Smart working e gestione delle risorse umane. Alcune domande per i leader HR del XXI secolo

di Gabriele Gabrielli

di Gabriele Gabrielli

Lavoro agile e smart working: due facce di un unico approccio
Parliamo di lavoro agile o flessibile e di forme di smart working usando terminologie non univoche che generano qualche incertezza definitoria. Le esperienze cominciano a generare anche complesse questioni per chi si occupa di human resource management:

  • quale ruolo avrà la persona che lavora nell'epoca segnata dalla digital transformation infarcita di espressioni come smart working, lavoro flessibile, lavoro agile, piattaforme collaborative? 
  • quali esiti avranno le nuove modalità di ideazione, produzione e scambio di beni e servizi per le politiche e gli strumenti di gestione delle risorse umane?
  • come cambierà la vita delle persone che lavorano?
  • Segnalavo che non c'è una definizione capace di cogliere e proporre unitariamente la varietà degli aspetti discussi dalla teoria e sperimentati dalla pratica sul "lavoro agile" che rappresenta l'idea seminale (l'agile manufacturing) di quanto stiamo discutendo.I confini tra questo e il lavoro flessibile, le forme di smart working, la flessibilità oraria e il lavoro "lean" non sempre infatti risultano chiari. E' interessante però ricordare la prospettiva dell'agile manufacturing che, valorizzando alcuni principi della lean production come la filosofia del miglioramento continuo, estende ora l'attenzione dal prodotto all'intero processo e al modo di intendere il lavoro. E' importante perché penso che non si possa discutere di smart working trascurando quest'aspetto che evoca la ricerca di un'adattabilità continua dell'organizzazione al cambiamento, alle sollecitazioni del mercato, alle opportunità offerte dalla tecnologia. Nello stesso tempo, però, il concetto di smart working sottende anche altro, identificando per lo più l'obiettivo di conseguire una diversa cultura del lavoro basata principalmente sulla filosofia della responsabilizzazione dei collaboratori e di una particolare attenzione ai risultati.

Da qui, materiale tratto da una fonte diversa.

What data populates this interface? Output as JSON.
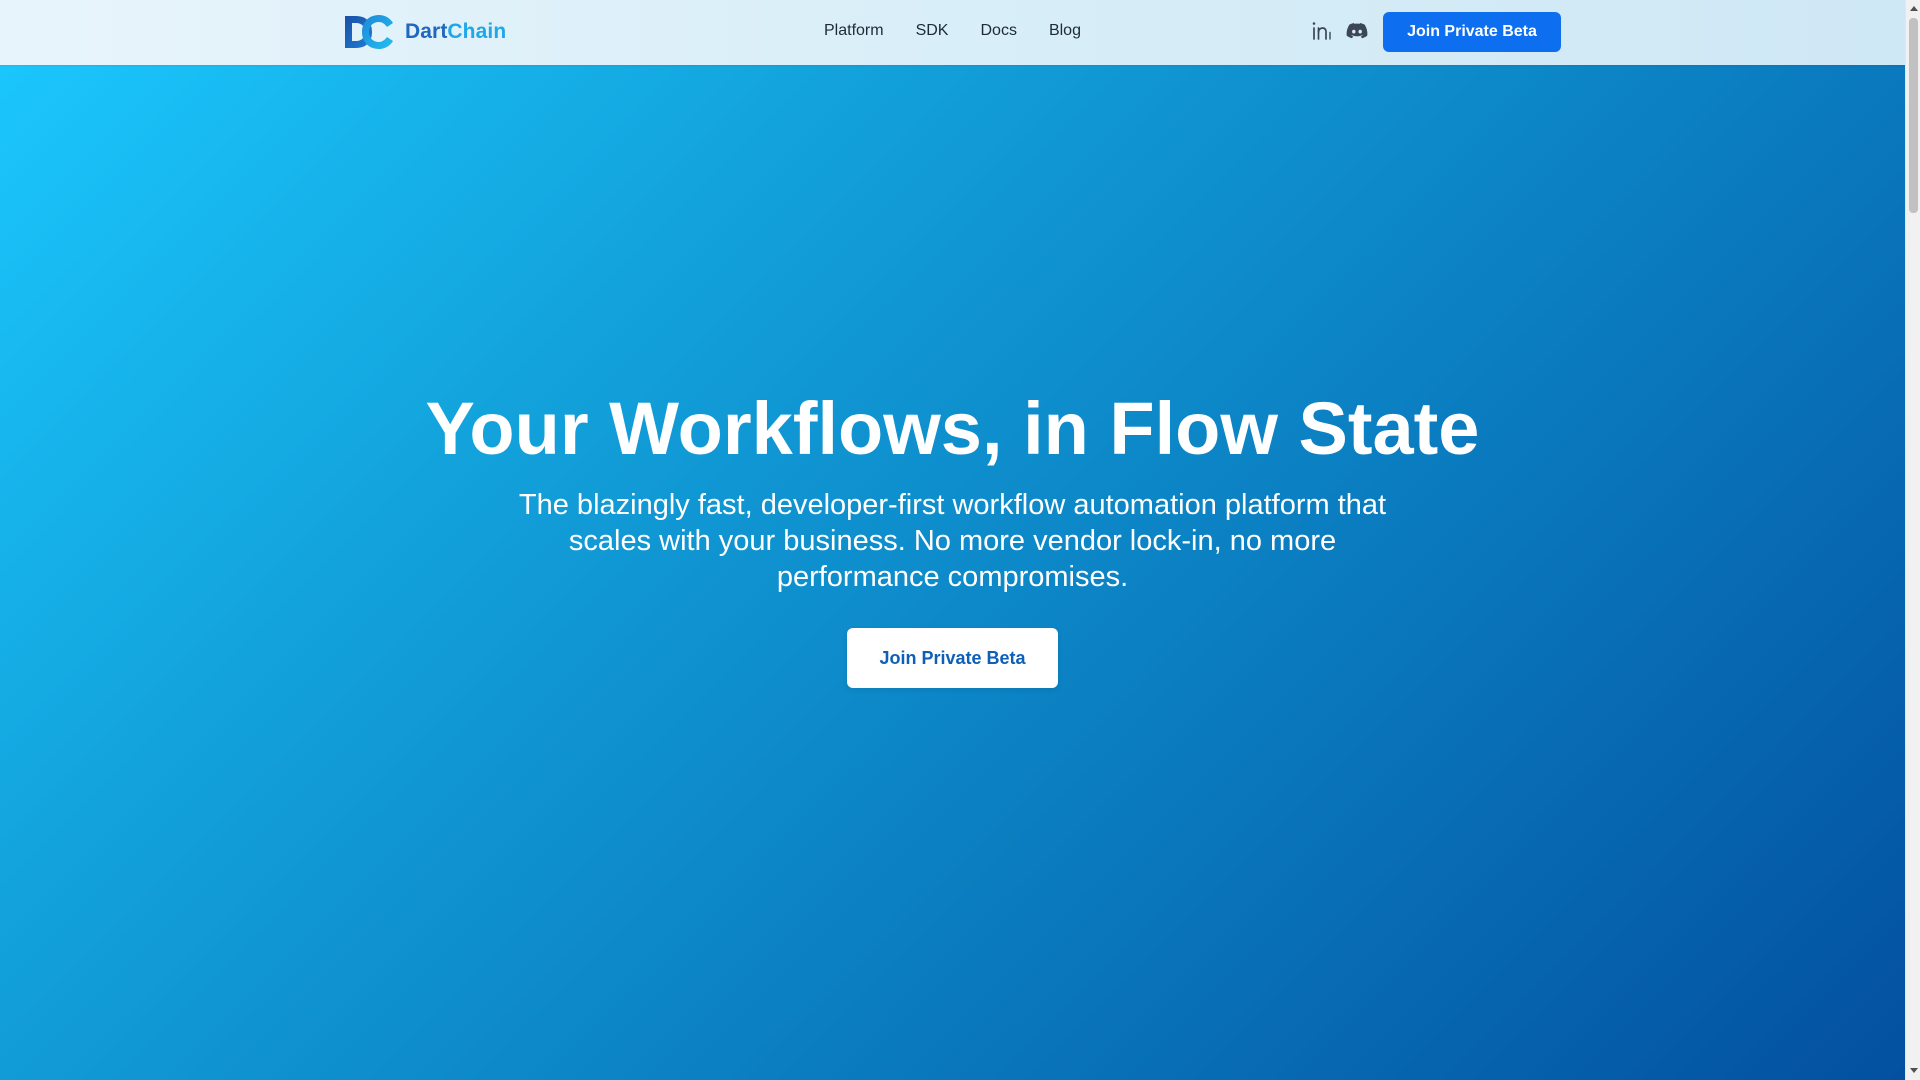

In questo senso, ci pare efficace la definizione proposta dai ricercatori del CIPD che delineano lo smartworking come "un approccio all'organizzazione del lavoro inteso a conseguire maggiore efficienza ed efficacia nel raggiungimento dei risultati produttivi attraverso una combinazione di flessibilità, autonomia e collaborazione, contestualmente all'ottimizzazione degli strumenti e degli ambienti di lavoro a beneficio dei collaboratori". Le sue principali caratteristiche sono quelle riportate nel box.

 

SMART WORKING: CARATTERISTICHE
  • Un alto grado di autonomia e una filosofia di responsabilizzazione
  • Il lavoro in team virtuali o in gruppi, fondato su relazioni improntate alla fiducia
  • Indicatori di prestazione basati sui risultati
  • Flessibilità di orario, di luoghi e posti di lavoro, come condizioni organizzative a supporto della collaborazione
  • Allineamento con gli obiettivi di business per creare valore a vantaggio delle organizzazioni, dei collaboratori e dei clienti
Fonte: nostri adattamenti da CIPD 2014 (HR: Getting smart about agile working)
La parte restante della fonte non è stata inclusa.